2017年12月15日金曜日

“One Health” and effect of Uranium mining

12月11日からカナダのモントリオールで開催されている『生物多様性条約第21回科学技術助言補助機関会合』に参加しています。

ここに集う各国のNGOや市民によるネットワークCBD-Allianceが発行するニュースレター『ECO』に僕の寄稿した記事が載ったので紹介します。





“One Health” and effect of Uranium mining  

Takafumi Tomita , JCN-UNDB / NUCLEAR GROUP 

In the morning of April 26,1986 a Soviet nuclear plant at Chernobyl near Kiev, exploded, pouring radioactivity into the environment, setting off the worst disaster in the history of nuclear energy. 

More than 130,000 people had to be evacuated from the central contaminated zone and permanantly resettled. A million live under radiological watch in high radioactivity zones, and over 600,000, including 250,000 children are hospitalized. Chernobyl was the greatest environmental catastrophe in the history of the earth and uranium mining.

And,the 2011 Fukushima Daiichi nuclear disaster is one of only two INES1 Level 7 events in world history.

Radioactive substances have spread to not only within Fukushima but also to the whole eastern part Japan through wind, and it has brought a serious damage to the primary industries as well as to biodiversity.  Highly radioactive water from storage tanks keep leaking, and polluted groundwater is pushed from the mountain side into the ocean.  There is a massive amount of radioactive substances and radioactive rubbles floating in the Pacific Ocean and there is a concern they will drift to reach the Pacific islands.  

We have to clearly recognize that all nuclear power plants in operation have the same kind of risk for accidents and could cause irreversible environmental pollutions across borders.
At CBD/COP, it is necessary to recognize that such kind of economic activities are a great threat for biodiversity.

Connected to this, the uranium industry, specially uranium minding, is more active in the land of Indigenous people than any other place in the world and is destroying their lifestyles. Wollaston Lake in India is one of the small communities struggling to survive. In 1985, the west side of Wollaston Lake, all traffic in and out of Rabbit Lake and Collins Bay uranium mines was blocked for 80 hours.
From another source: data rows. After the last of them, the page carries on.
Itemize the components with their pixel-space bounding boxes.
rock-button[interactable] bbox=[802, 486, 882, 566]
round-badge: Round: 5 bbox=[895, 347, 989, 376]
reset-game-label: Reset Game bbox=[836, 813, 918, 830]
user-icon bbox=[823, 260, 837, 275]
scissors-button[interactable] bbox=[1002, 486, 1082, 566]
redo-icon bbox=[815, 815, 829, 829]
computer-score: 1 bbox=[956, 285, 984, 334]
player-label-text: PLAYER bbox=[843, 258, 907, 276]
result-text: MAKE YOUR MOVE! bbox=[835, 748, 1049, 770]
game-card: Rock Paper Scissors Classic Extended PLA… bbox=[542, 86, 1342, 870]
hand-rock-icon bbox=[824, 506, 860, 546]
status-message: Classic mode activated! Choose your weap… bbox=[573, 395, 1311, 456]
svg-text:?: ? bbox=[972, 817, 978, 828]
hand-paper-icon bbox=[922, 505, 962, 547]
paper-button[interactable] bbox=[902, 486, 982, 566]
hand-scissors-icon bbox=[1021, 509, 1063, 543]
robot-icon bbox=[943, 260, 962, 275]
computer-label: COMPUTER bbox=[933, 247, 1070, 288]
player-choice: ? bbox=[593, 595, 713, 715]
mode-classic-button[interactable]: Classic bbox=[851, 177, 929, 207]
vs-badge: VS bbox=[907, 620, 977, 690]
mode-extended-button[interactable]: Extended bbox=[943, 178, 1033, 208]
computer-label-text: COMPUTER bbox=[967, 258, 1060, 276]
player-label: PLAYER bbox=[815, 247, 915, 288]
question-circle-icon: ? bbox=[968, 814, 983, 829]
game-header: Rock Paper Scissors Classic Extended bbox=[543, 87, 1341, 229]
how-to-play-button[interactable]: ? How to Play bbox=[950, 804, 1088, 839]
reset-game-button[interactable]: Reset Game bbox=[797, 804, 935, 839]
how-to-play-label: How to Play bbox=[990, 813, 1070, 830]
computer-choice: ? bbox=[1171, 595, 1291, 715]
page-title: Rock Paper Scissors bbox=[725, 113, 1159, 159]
The blockade marked the first act of civil disobediance against the uranium industry in Saskatchewan. 

Corbin Harney is an elder and spiritual leader of the Western Shoshone, a native people indigenous to Idaho, Nevada, Utah and California and is leading his people to protest the US governments nuclear testing and uranium minding:  “As I see it all around me, the trees are dying out, our water is contaminated, and our air is not good to breath, we have to come back to the Native Way of Life, the Native Way is to pray for everything, our Mother Earth is very important, we can’t just misuse her and think she is going to contiune. We’ve been told to take care of what we’ve got so that we can leave something for the younger generation, we the people are going to have to put our minds together to save our planet here. We only have one water, one air, one Mother Earth.”

Everything we live on, such as air, water, soil and food come from the ecosystem and diverse living things. We should recognize that our health are  hurt by hurting the health of the earth by mining uranium.